Principal motivation behind eigenvectors is, of course, eigenspaces. And eigenspaces, in turn, are an important case of invariant subspaces and one of few constructs that we can make of a linear operator using pure linear algebra (without Euclidean norm, coordinates etc.). In some cases eigenspaces classify invariant subspaces. Suppose we don’t know anything about an abstract vector space. What is the only way to specify a linear operator? Multiplication by a fixed scalar, i.e.
$$ v\mapsto \lambda v\,, $$
of course. And finding subspaces where some not-so-simple operator has such form shows how to describe an operator using subspaces and scalars.
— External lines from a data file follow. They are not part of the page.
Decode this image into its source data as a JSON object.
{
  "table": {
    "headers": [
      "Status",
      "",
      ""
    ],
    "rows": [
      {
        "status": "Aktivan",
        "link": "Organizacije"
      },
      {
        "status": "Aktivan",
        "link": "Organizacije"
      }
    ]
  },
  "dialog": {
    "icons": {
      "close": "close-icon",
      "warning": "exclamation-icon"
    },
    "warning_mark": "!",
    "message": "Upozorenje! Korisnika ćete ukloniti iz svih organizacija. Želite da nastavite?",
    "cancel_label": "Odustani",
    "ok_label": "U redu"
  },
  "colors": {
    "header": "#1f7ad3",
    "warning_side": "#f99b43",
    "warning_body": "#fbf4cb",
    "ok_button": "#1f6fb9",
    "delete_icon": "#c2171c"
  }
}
When linear operator is diagonalizable (i.e. hasn’t Jordan blocks, that is a general position), it provides complete description of the operator, albeit over complex numbers (or another algebraically closed field).
Students should know that:
- An eigenvector multiplied by a non-zero scalar is an eigenvector again.
- A linear combination of eigenvectors with the same eigenvalue is an eigenvector again (if non-zero), with the same eigenvalue – that’s how eigenspaces arise.
- Linear span of some set of eigenvectors (or direct sum of eigenspaces) produces an invariant subspace, but not necessarily an eigenspace.
This is an archetypical situation that reproduces, to some extent, many times in algebra: decomposition to elementary structural blocks.
Some examples requested by the original poster.
Let, over some F,
$$ A = \begin{pmatrix}
0 && 1 && 0 \\
1 && 0 && 0 \\
0 && 0 && 1
\end{pmatrix}. $$
The simplest choice of eigenvectors of $A$ is:
$$
\begin{pmatrix}1\\1\\0\end{pmatrix},
\begin{pmatrix}0\\0\\1\end{pmatrix}\ \text{for }\lambda=1;
\quad
\begin{pmatrix}1\\-1\\0\end{pmatrix}\ \text{for }\lambda=-1.
$$
Then an arbitrary linear combination of two $\lambda=1$ eigenvectors, namely
$$\begin{pmatrix}α\\α\\β\end{pmatrix},$$
describes the $\lambda=1$ eigenspace of $A$, a two-dimensional subspace of F3. Its non-zero elements are all $\lambda=1$ eigenvectors of $A$.
An arbitrary linear combination of the first and the third eigenvectors, namely
$$\begin{pmatrix}α+γ\\α-γ\\0\end{pmatrix},$$
describes an $A$-invariant subspace, but not an eigenspace of $A$ (assuming 2 ≠ 0) because “1” and “−1” eigenvalues are mixed.